Совет сразу спешно начал расходиться.
Бобрек, лошадь которого была в замке, немедля сел на него и двинулся обратно по дороге в Торунь. Он был очень рад, потому что получилось легче, чем думал, а надеялся, что это путешествие хорошо ему оплатят. Спеша из Плоцка в Мальборк, у него не было времени задержаться в Торуни и заехать домой к матери; в этот раз думал свернуть к ней, не из любви, как мы убедимся, но чтобы не дать ей забыть о себе.
Мать Бобрка была полькой, смолоду опрометчиво вышедшая замуж за немца, жизнь с которым стала для неё пыткой. Старый оружейник Бибер служил Ордену, считался полубратом, постоянно работал в замке с доспехами, – поэтому когда его сын подрос, монахи взяли его на воспитание, чему мать тщетно противилась. Привязывали её к Торуни дом и сады, которые там имела, иначе сбежала бы с ним.
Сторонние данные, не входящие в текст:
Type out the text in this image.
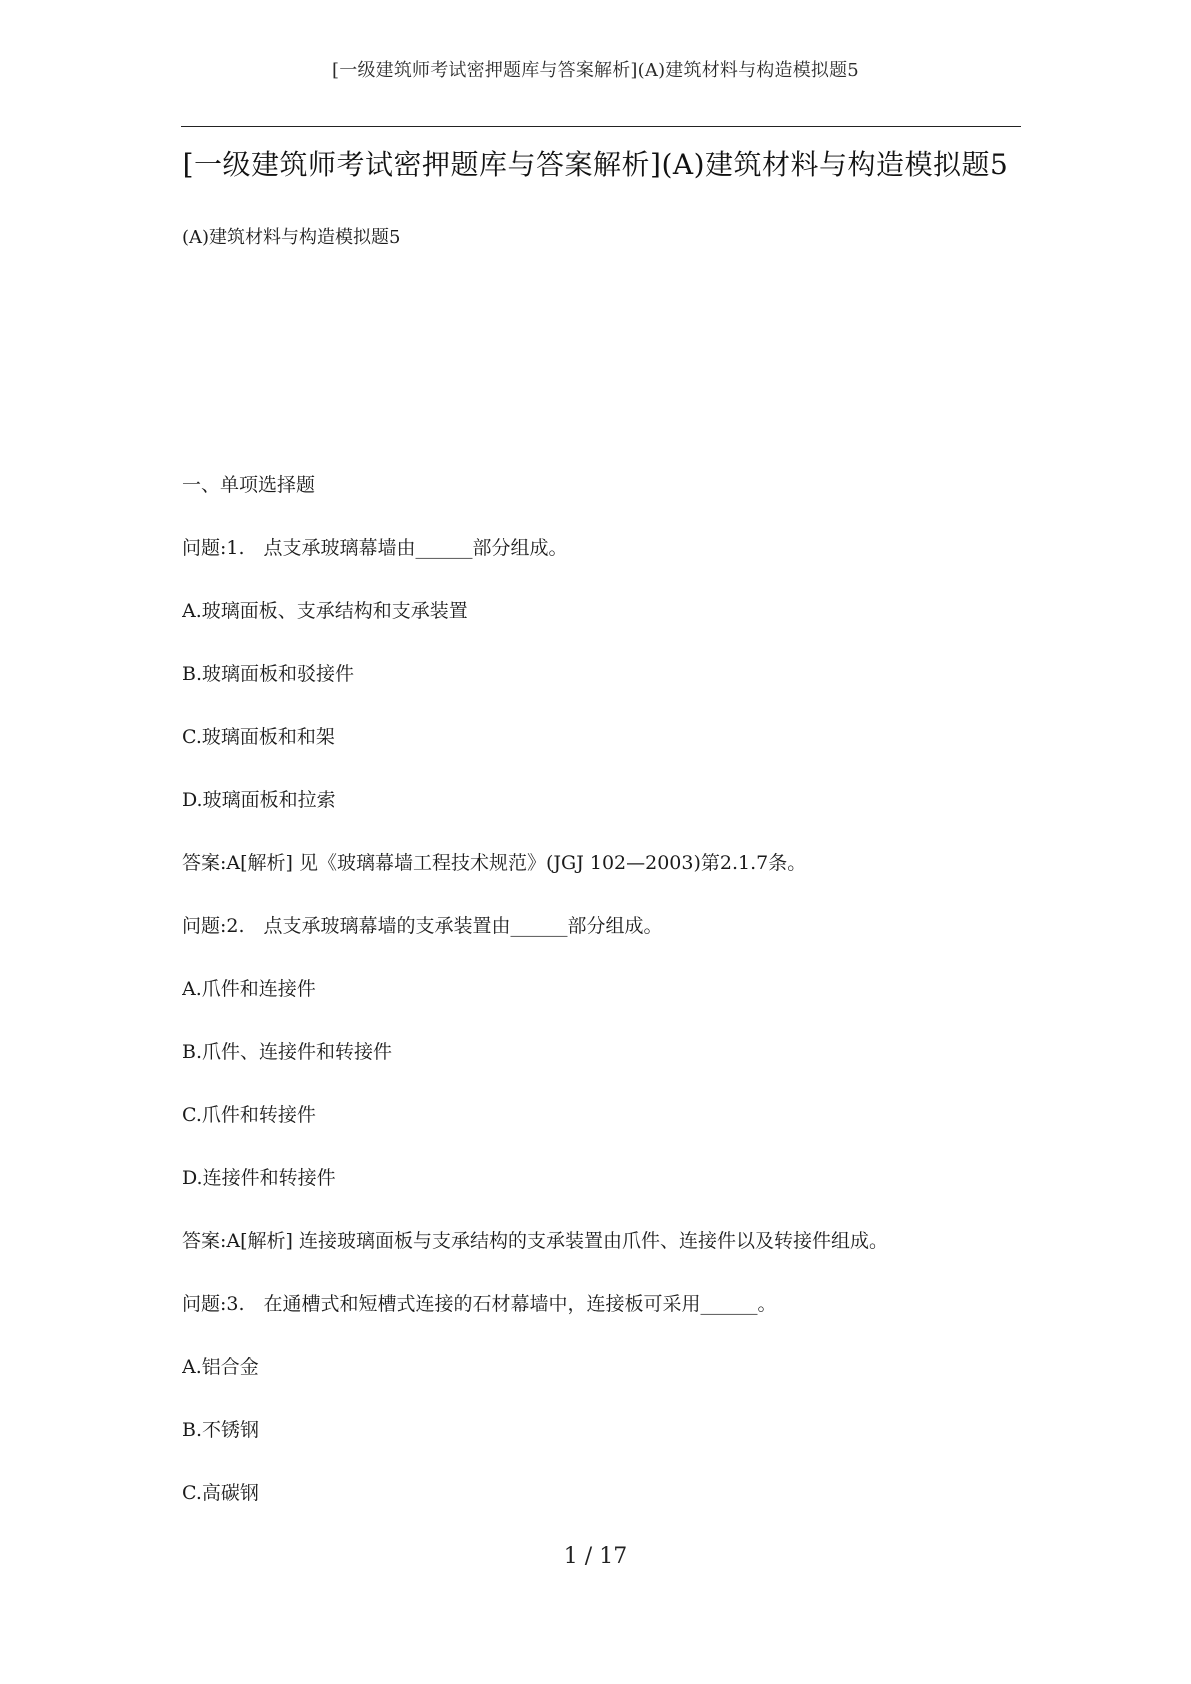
[一级建筑师考试密押题库与答案解析](A)建筑材料与构造模拟题5
[一级建筑师考试密押题库与答案解析](A)建筑材料与构造模拟题5
(A)建筑材料与构造模拟题5
一、单项选择题
问题:1.　点支承玻璃幕墙由______部分组成。
A.玻璃面板、支承结构和支承装置
B.玻璃面板和驳接件
C.玻璃面板和和架
D.玻璃面板和拉索
答案:A[解析] 见《玻璃幕墙工程技术规范》(JGJ 102—2003)第2.1.7条。
问题:2.　点支承玻璃幕墙的支承装置由______部分组成。
A.爪件和连接件
B.爪件、连接件和转接件
C.爪件和转接件
D.连接件和转接件
答案:A[解析] 连接玻璃面板与支承结构的支承装置由爪件、连接件以及转接件组成。
问题:3.　在通槽式和短槽式连接的石材幕墙中，连接板可采用______。
A.铝合金
B.不锈钢
C.高碳钢
1 / 17
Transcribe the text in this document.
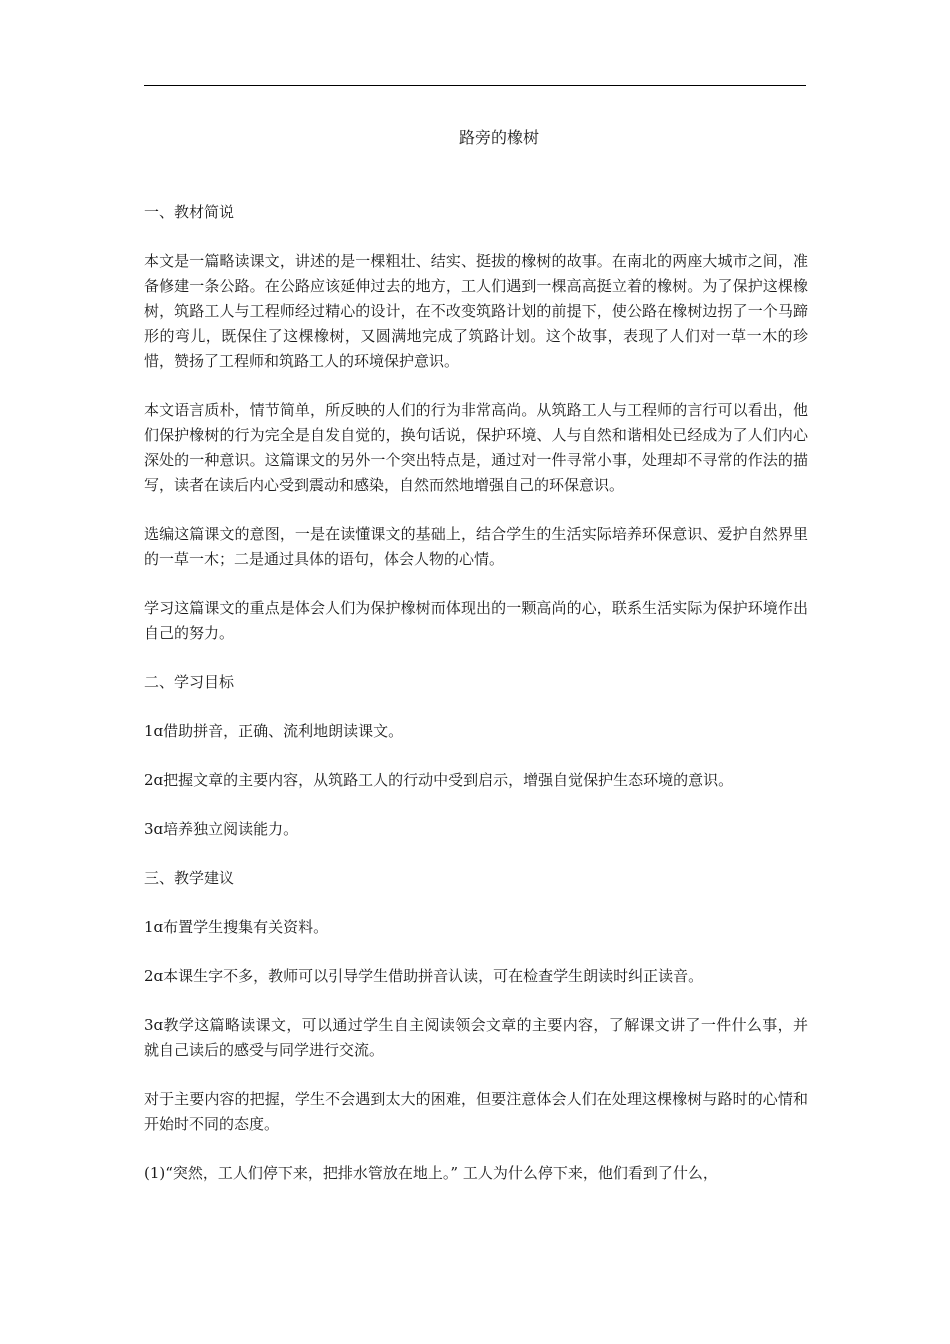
路旁的橡树

一、教材简说

本文是一篇略读课文，讲述的是一棵粗壮、结实、挺拔的橡树的故事。在南北的两座大城市之间，准备修建一条公路。在公路应该延伸过去的地方，工人们遇到一棵高高挺立着的橡树。为了保护这棵橡树，筑路工人与工程师经过精心的设计，在不改变筑路计划的前提下，使公路在橡树边拐了一个马蹄形的弯儿，既保住了这棵橡树，又圆满地完成了筑路计划。这个故事，表现了人们对一草一木的珍惜，赞扬了工程师和筑路工人的环境保护意识。

本文语言质朴，情节简单，所反映的人们的行为非常高尚。从筑路工人与工程师的言行可以看出，他们保护橡树的行为完全是自发自觉的，换句话说，保护环境、人与自然和谐相处已经成为了人们内心深处的一种意识。这篇课文的另外一个突出特点是，通过对一件寻常小事，处理却不寻常的作法的描写，读者在读后内心受到震动和感染，自然而然地增强自己的环保意识。

选编这篇课文的意图，一是在读懂课文的基础上，结合学生的生活实际培养环保意识、爱护自然界里的一草一木；二是通过具体的语句，体会人物的心情。

学习这篇课文的重点是体会人们为保护橡树而体现出的一颗高尚的心，联系生活实际为保护环境作出自己的努力。

二、学习目标

1ɑ借助拼音，正确、流利地朗读课文。

2ɑ把握文章的主要内容，从筑路工人的行动中受到启示，增强自觉保护生态环境的意识。

3ɑ培养独立阅读能力。

三、教学建议

1ɑ布置学生搜集有关资料。

2ɑ本课生字不多，教师可以引导学生借助拼音认读，可在检查学生朗读时纠正读音。

3ɑ教学这篇略读课文，可以通过学生自主阅读领会文章的主要内容，了解课文讲了一件什么事，并就自己读后的感受与同学进行交流。

对于主要内容的把握，学生不会遇到太大的困难，但要注意体会人们在处理这棵橡树与路时的心情和开始时不同的态度。

(1)“突然，工人们停下来，把排水管放在地上。” 工人为什么停下来，他们看到了什么，
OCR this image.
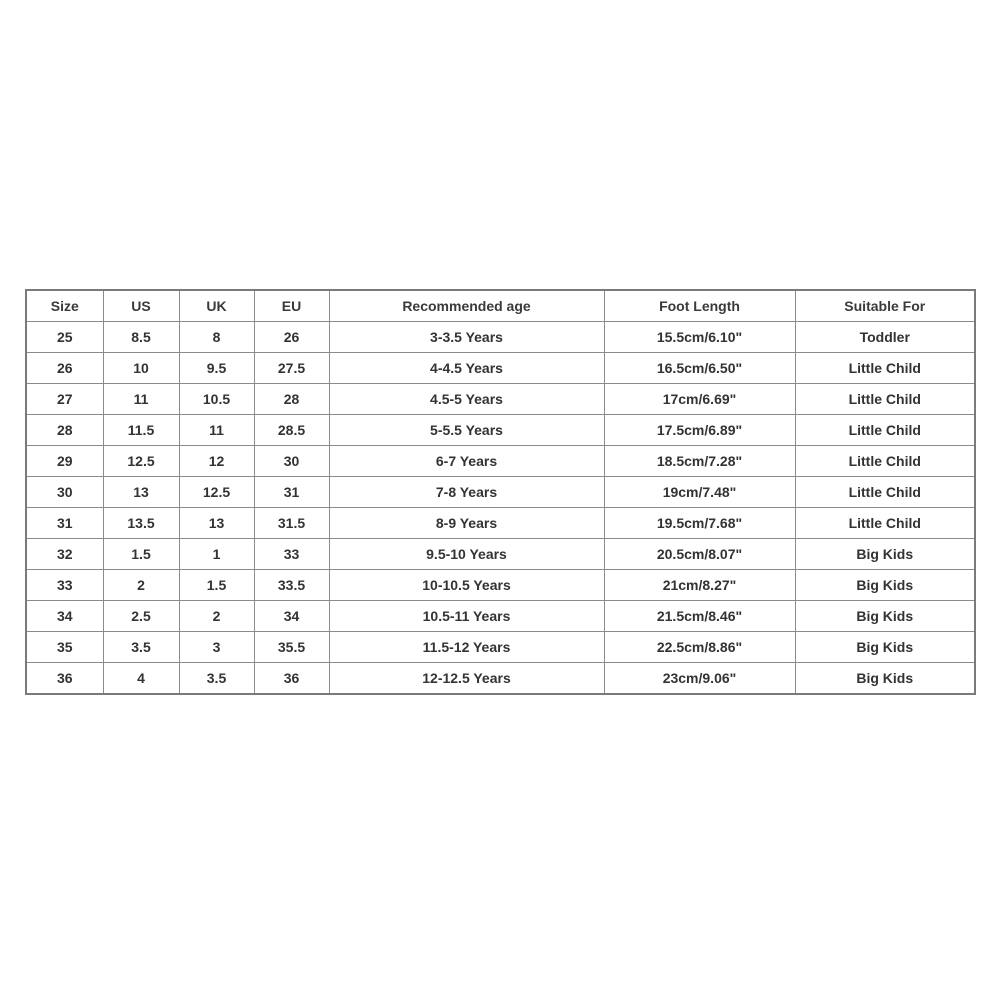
Size	US	UK	EU	Recommended age	Foot Length	Suitable For
25	8.5	8	26	3-3.5 Years	15.5cm/6.10"	Toddler
26	10	9.5	27.5	4-4.5 Years	16.5cm/6.50"	Little Child
27	11	10.5	28	4.5-5 Years	17cm/6.69"	Little Child
28	11.5	11	28.5	5-5.5 Years	17.5cm/6.89"	Little Child
29	12.5	12	30	6-7 Years	18.5cm/7.28"	Little Child
30	13	12.5	31	7-8 Years	19cm/7.48"	Little Child
31	13.5	13	31.5	8-9 Years	19.5cm/7.68"	Little Child
32	1.5	1	33	9.5-10 Years	20.5cm/8.07"	Big Kids
33	2	1.5	33.5	10-10.5 Years	21cm/8.27"	Big Kids
34	2.5	2	34	10.5-11 Years	21.5cm/8.46"	Big Kids
35	3.5	3	35.5	11.5-12 Years	22.5cm/8.86"	Big Kids
36	4	3.5	36	12-12.5 Years	23cm/9.06"	Big Kids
Несчастная с мужем Агата, по легкомыслию выйдя за него замуж в молодости, сначала возненавидела его, а потом всех немцев и Орден, который из её сына сделал чудовище, полусвященником, полусветским, слугой всех своих беззаконий. Крестоносцы заранее узнали в нём одного из тех, которого могли сделать удобным инструментом; его обучили шпионажу, доносам и зарабатыванию денег предательством.